Elementsymbole und Formeln

Die meisten Menschen kennen chemische Symbole und halten etwa CO2 für die „Abkürzung“ von Kohlenstoffdioxid und H2O für die von Wasser. Diese Annahme ist jedoch aus chemischer Sicht falsch. Diese Symbole sind im eigentlichen Sinne keine „Abkürzungen“; vielmehr handelt es sich dabei um Molekülformeln (s.u.).

Elementsymbole

Alle chemischen Elemente können durch Symbole dargestellt werden, jedoch meint S nicht etwa den Stoff Schwefel, obwohl es das Elementsymbol des Schwefels ist. Stattdessen meint S ein einzelnes Schwefelatom, 3 S meint drei Schwefelatome und wer 17 C schreibt, der meint 17 Kohlenstoffatome. C ist demnach keine „Abkürzung“ für das Element Kohlenstoff; streng genommen wäre das sogar ein Fehler. Die Elementsymbole und einige weitere Informationen über die Atome jedes Elementes lassen sich aus dem Periodensystem der Elemente entnehmen.

Das Periodensystem der Elemente
Das Periodensystem der Elemente von Wikipedia

Verhältnisformel

Natriumchlorid (Kochsalz) gehört wie alle Mineralien, Gesteine, Keramiken,... zu den salzartigen Verbindungen. Die Kristalle dieser Stoffe bestehen aus gitterartigen Anordnungen sehr vieler, fest miteinander verbundener Atome. Jeder Natriumchloridkristall enthält dabei genau so viele Natrium- wie Chloratome. Aber natürlich enthalten verschieden große Kristalle unterschiedlich viele Atome - aber immer gleich viele Natrium- wie Chloratome.

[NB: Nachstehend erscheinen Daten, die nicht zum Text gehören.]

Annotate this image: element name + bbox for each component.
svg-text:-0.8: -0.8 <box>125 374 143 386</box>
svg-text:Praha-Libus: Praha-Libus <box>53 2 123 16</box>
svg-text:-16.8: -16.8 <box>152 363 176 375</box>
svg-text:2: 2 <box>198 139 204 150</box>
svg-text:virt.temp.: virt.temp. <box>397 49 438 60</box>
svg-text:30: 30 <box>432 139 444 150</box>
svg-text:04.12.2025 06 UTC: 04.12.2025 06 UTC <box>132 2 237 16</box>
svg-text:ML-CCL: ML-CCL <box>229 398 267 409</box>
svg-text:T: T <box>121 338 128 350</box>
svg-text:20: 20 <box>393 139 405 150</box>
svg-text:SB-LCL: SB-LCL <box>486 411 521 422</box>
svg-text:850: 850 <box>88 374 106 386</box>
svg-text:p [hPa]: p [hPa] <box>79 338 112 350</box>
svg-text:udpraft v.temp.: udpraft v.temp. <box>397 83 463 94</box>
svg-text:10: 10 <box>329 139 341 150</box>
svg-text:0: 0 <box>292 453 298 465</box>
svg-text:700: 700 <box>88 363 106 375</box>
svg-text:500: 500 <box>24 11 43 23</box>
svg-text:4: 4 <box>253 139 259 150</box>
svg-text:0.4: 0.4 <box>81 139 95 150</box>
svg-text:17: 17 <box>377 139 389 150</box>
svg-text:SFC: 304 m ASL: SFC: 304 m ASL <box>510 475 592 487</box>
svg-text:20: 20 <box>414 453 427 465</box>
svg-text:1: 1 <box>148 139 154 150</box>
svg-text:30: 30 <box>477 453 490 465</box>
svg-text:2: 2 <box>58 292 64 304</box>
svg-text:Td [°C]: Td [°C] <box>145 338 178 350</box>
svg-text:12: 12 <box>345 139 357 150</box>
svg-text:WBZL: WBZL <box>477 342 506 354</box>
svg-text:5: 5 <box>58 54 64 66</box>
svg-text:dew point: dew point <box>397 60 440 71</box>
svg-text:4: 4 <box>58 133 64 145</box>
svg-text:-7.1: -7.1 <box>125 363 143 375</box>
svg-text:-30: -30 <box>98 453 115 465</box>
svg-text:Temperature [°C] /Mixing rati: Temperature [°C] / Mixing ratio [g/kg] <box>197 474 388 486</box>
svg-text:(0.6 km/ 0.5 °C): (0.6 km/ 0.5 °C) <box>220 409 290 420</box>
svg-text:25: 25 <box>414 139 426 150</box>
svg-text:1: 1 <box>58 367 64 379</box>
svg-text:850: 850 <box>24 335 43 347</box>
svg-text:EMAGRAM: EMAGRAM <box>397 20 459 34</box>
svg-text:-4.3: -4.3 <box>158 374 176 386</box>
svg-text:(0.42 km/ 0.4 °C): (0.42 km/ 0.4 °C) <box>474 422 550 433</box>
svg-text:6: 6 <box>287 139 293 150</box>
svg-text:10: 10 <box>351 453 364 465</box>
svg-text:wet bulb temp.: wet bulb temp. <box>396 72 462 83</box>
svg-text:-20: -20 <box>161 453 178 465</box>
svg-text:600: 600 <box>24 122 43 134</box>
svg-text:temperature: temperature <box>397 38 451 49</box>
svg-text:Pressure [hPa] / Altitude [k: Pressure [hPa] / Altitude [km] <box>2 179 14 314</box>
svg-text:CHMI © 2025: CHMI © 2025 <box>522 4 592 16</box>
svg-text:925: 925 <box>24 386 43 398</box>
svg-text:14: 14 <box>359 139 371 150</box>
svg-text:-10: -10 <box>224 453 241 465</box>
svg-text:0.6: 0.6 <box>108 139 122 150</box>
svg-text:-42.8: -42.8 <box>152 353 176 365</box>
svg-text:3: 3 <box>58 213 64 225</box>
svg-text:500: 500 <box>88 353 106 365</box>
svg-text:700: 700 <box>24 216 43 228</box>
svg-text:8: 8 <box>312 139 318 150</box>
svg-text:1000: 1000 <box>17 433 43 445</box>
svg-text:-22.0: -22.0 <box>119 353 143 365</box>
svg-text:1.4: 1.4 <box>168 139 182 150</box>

Die chemische Formel solcher salzartiger Verbindungen kann also keine Aussage über die absolute Anzahl der Atome treffen, denn die ist ja in jedem Kristall anders. Stattdessen gibt sie "nur" die Art der Atome und das Atomanzahlverhältnis an; bei Natriumchlorid also Natrium- und Chloratome im Anzahlverhältnis 1 zu 1. Man schreibt das Anzahlverhältnis als kleine, tief gestellte Ziffern hinter die Elementsymbole: Na1Cl1. Die Eins wird normalerweise weggelassen, sodass man i.d.R nur NaCl schreibt. Aluminiumoxid enthält Aluminium- und Sauerstoffatome im Anzahlverhältnis 2 zu 3. Die Verhältnisformel lautet entsprechend Al2O3. Die meisten Verbindungen, die Metall- und Nichtmetallatome enthalten, gehören zu den salzartigen Verbindungen und werden durch eine Verhältnisformel beschrieben.

In der Verhältnisformel steht das Metallatom immer vorne. Außerdem gibt man immer das kleinst mögliche Atomanzahlverhältnis an - Na2Cl2 wäre demnach falsch, da beide Koeffizienten durch zwei teilbar sind und das kleinst mögliche Verhältnis 1 zu 1 wäre.

Molekülformel

Die Molekülformel gibt die Art und die genaue Anzahl der Atome in einem Molekül an. Moleküle sind kleinste Teilchen aus einigen fest miteinander verbundenen Atomen. Zwischen zwei Molekülen bestehen nur schwache Anziehungskräfte. Ein Wassermolekül besteht aus genau zwei Wasserstoffatomen und einem Sauerstoffatom. Die Molekülformel lautet entsprechend H2O1. Ein Traubenzuckermolekül besteht aus genau sechs Kohlenstoff-, sechs Sauerstoff und zwölf Wasserstoffatomen. Die Molekülformel lautet also C6H12O6. In der Molekülformel werden die Elementsymbole normalerweise in alphabetischer Reihenfolge angegeben. Außerdem enthalten Moleküle nur sehr selten Metallatome.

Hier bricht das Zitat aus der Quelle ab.